Шрифт:
Интервал:
Закладка:
И как раз эту сторону психоанализа — воспитание, поощрение человека, пробуждение его сил — никто не принимает столь благодарно, как художник. Ведь он ценит не возможность с удобством приспособиться к окружающему миру и его морали, а свою неповторимость, свое значение.
Некоторые писатели были близки к открытию важнейших принципов аналитической психологии, ближе всех — Достоевский, который, задолго до Фрейда и его учеников, не только интуитивно пошел этим путем, но и на практике овладел некоторыми приемами такого рода психологии. Что касается немецких писателей, то близкое к современному понимание душевной жизни отличало Жан Поля. Его можно считать великолепнейшим примером художника, который, следуя своей глубокой, живой интуиции, черпает из неиссякаемого источника, каким для него становятся постоянные, полные доверия взаимоотношения со своим бессознательным.
В заключение приведу высказывание писателя, которого принято считать чистым идеалистом; но не мечтателем или натурой, запутавшейся в своих противоречиях, а художником могучего интеллекта. Отто Ранк первым обратил внимание на строки в одном из его писем, которые можно считать поразительным для того времени подтверждением психологии бессознательного. Это Шиллер; он отвечает Кернеру, пожаловавшемуся на то, что ему плохо работается: «Причина твоих жалоб, я думаю, в том, что разум твой сделался уздой для твоего воображения. Вероятно, не приносит пользы и скорее вредит творческой работе души, если разум, словно страж у ворот, не в меру придирчивым взглядом встречает спешащие со всех сторон идеи. Будучи рассмотрена отдельно от других, всякая идея может показаться и невзрачной, и авантюрной, однако может статься, что она обретет значение благодаря другой идее, явившейся за нею следом, или в связи с другими идеями, которые сами по себе также кажутся безвкусными, станет весьма целесообразным звеном в цепи. Обо всем этом разум не может вынести суждение, если только не задержит идею у себя, покуда не разглядит ее связи с другими. Но, сдается мне, у творческой натуры разум уже покинул свой пост, идеи врываются в ворота pêle mêle[10], и вот тут он видит весь этот большой отряд и придирчиво его осматривает».

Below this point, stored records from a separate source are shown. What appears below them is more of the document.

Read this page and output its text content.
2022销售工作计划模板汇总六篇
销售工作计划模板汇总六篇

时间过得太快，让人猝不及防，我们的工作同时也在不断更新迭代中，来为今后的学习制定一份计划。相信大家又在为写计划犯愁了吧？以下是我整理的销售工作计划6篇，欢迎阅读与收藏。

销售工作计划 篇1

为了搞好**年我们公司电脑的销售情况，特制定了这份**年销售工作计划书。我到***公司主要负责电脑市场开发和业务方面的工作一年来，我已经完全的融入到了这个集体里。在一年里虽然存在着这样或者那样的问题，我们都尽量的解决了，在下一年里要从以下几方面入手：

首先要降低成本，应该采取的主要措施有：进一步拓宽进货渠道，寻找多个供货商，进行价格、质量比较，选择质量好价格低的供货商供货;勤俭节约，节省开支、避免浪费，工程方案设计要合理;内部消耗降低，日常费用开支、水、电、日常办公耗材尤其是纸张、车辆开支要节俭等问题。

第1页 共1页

Здесь классически выражено идеальное отношение интеллектуальной критики к бессознательному. Не вытесняя то, что явилось из бессознательного, из не подвластных нашему контролю идей, снов, игры ума и чувства, и не погружаясь самозабвенно в этот бесконечный хаос, а прислушиваясь с добрым вниманием к потаенным источникам и лишь затем — критически оценивая и отбирая из хаотической массы нужное, — так работали все великие художники. Если какой-то метод вообще помогает решить подобную задачу, то это метод психоанализа.
1918
ПСИХОЛОГИЯ ПОЛУЗНАЕК
Из «Заметок о критике»
Как известно, самые дикие атавизмы решительно не могут обходиться без того, чтобы не рядиться в самые современные и прогрессивные одежды. Вот и самое враждебное разуму, самое варварское течение в нашей литературной критике облачилось нынче в доспехи психоанализа.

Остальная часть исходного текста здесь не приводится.